Indeed, in the 10 “Key Measures” Gallup tracks, the Republicans lead in eight and are tied in the other two. Furthermore, 48% of U.S. adults identify as or lean Republican, while only 45% identify as or lean Democrat. Why is this important? As Gallup notes: “Democrats have won presidential elections in years in which they had larger-than-normal advantages in party affiliation, including 1992, 1996, 2008, 2012 and 2020. In years when the advantage was narrower — 2004 and 2016, for example — Republicans won in the electoral college if not also the popular vote.”
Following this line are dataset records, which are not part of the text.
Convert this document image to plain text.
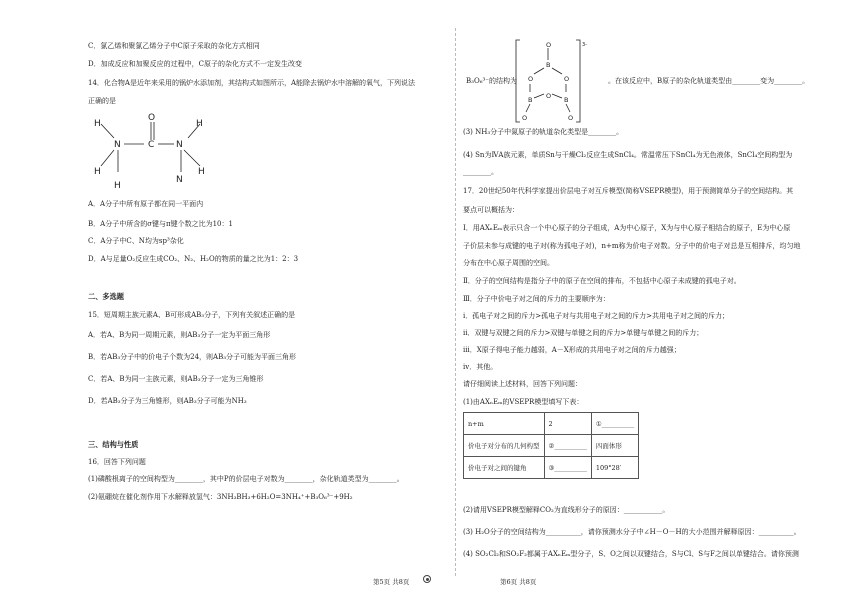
C．氯乙烯和聚氯乙烯分子中C原子采取的杂化方式相同
D．加成反应和加聚反应的过程中，C原子的杂化方式不一定发生改变
14．化合物A是近年来采用的锅炉水添加剂，其结构式如图所示，A能除去锅炉水中溶解的氧气，下列说法
正确的是
H
N
H
O
C N
H
H
N
H
A．A分子中所有原子都在同一平面内
B．A分子中所含的σ键与π键个数之比为10：1
C．A分子中C、N均为sp³杂化
D．A与足量O₂反应生成CO₂、N₂、H₂O的物质的量之比为1：2：3
二、多选题
15．短周期主族元素A、B可形成AB₃分子，下列有关叙述正确的是
A．若A、B为同一周期元素，则AB₃分子一定为平面三角形
B．若AB₃分子中的价电子个数为24，则AB₃分子可能为平面三角形
C．若A、B为同一主族元素，则AB₃分子一定为三角锥形
D．若AB₃分子为三角锥形，则AB₃分子可能为NH₃
三、结构与性质
16．回答下列问题
(1)磷酸根离子的空间构型为________，其中P的价层电子对数为________，杂化轨道类型为________。
(2)氨硼烷在催化剂作用下水解释放氢气：3NH₃BH₃+6H₂O=3NH₄⁺+B₃O₆³⁻+9H₂
B₃O₆³⁻的结构为
O
B
O	O
B	B
O
O	O
3-
。在该反应中，B原子的杂化轨道类型由________变为________。
(3) NH₃分子中氮原子的轨道杂化类型是________。
(4) Sn为ⅣA族元素，单质Sn与干燥Cl₂反应生成SnCl₄。常温常压下SnCl₄为无色液体，SnCl₄空间构型为
________。
17．20世纪50年代科学家提出价层电子对互斥模型(简称VSEPR模型)，用于预测简单分子的空间结构。其
要点可以概括为：
Ⅰ．用AXₙEₘ表示只含一个中心原子的分子组成，A为中心原子，X为与中心原子相结合的原子，E为中心原
子价层未参与成键的电子对(称为孤电子对)，n+m称为价电子对数。分子中的价电子对总是互相排斥，均匀地
分布在中心原子周围的空间。
Ⅱ．分子的空间结构是指分子中的原子在空间的排布，不包括中心原子未成键的孤电子对。
Ⅲ．分子中价电子对之间的斥力的主要顺序为：
i．孤电子对之间的斥力>孤电子对与共用电子对之间的斥力>共用电子对之间的斥力；
ii．双键与双键之间的斥力>双键与单键之间的斥力>单键与单键之间的斥力；
iii．X原子得电子能力越弱，A－X形成的共用电子对之间的斥力越强；
iv．其他。
请仔细阅读上述材料，回答下列问题：
(1)由AXₙEₘ的VSEPR模型填写下表：
n+m	2	①__________
价电子对分布的几何构型	②__________	四面体形
价电子对之间的键角	③__________	109°28′
(2)请用VSEPR模型解释CO₂为直线形分子的原因：___________。
(3) H₂O分子的空间结构为__________，请你预测水分子中∠H－O－H的大小范围并解释原因：__________。
(4) SO₂Cl₂和SO₂F₂都属于AXₙEₘ型分子，S、O之间以双键结合，S与Cl、S与F之间以单键结合。请你预测
第5页 共8页	第6页 共8页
The Harris campaign knows all this, and it also knows that Harris is bleeding support from key Democrat constituencies, such as Hispanics. This is why it’s pushing for a debate hosted by CNN, whom the campaign believes will once again rig the event in Harris’s favor, just like scummy David Muir and Linsey Jones of ABC News did three weeks ago.
That Donald Trump doesn’t think he needs to agree to another debate with Harris is telling. He thinks he’s winning.
Which is why if the Harris campaign were really serious about another debate, it’d be pushing for one hosted by Fox News instead of CNN.